In data analysis, one often measures the average value of a sample of the variable,Y, for a small range of sample values of another variable, X. This is a way to see if knowledge of X gives you information about Y. If the random variables are independent these conditional expectations are constant, that is they do not depend on the values of X. The values of X tell you nothing about the expected values of Y.
As X varies, the condition expectations of Y given X are a function of X. This function is known as the regression of Y on X. In general this function could have any shape but in the case where X and Y are jointly normal this function is linear. In this special case, the slope of the regression line is the correlation of X and Y times the square root of the variance of Y. So correlation describes the dependence of conditional expectations of Y given X in the case of a bivariate normal.
While the bivariate normal may seem like a special case, in practice many random variables are close to normal and if they are not one can form new random variables by taking sample averages and the distributions of the averages will be closer to normal. If then the two sample averages are jointly normal, their regression line will be linear.
Also in practice one may want to extract the linear part of a complex relationship between X and Y. A linear regression is an attempt to locate the linear part. Sometimes the linear part may only be valid for small values of X but fail miserably for large values. This happens in security prices where large values can mean extreme and unusual events - such as a country defaulting on its debt - when the business as usual relationships no longer hold.

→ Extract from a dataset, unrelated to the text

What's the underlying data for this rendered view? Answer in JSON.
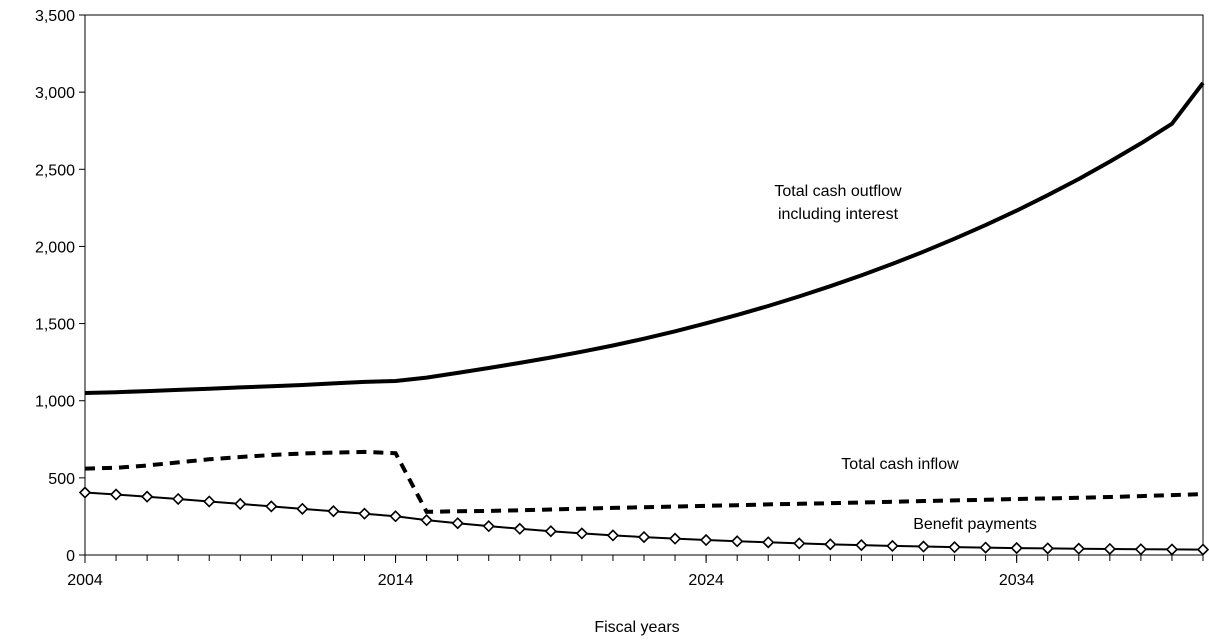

Often the relation ship between two variables may be weak and difficult to detect, but if there are many weakly related variables it may be possible to discover significant relationships between aggregates of the variables - e.g. weighted averages. Principal components is a way of selecting aggregates and works well for nearly jointly normal random variables. Again, these components may only be valid for small values of the underlying random variables. For instance, one might decompose short term stock returns into principal components that are each represented by large baskets of stocks. These components may work well in stable markets but fall apart when that country defaults on its debt.
Abstractly, two random variables can be uncorrelated yet completely dependent. The dependence can be arbitrarily complicated. In practice, one generally hopes for a linear relationship ,at least in some range of the variables, because non-linear relationships are difficult to estimate and require large amounts of data.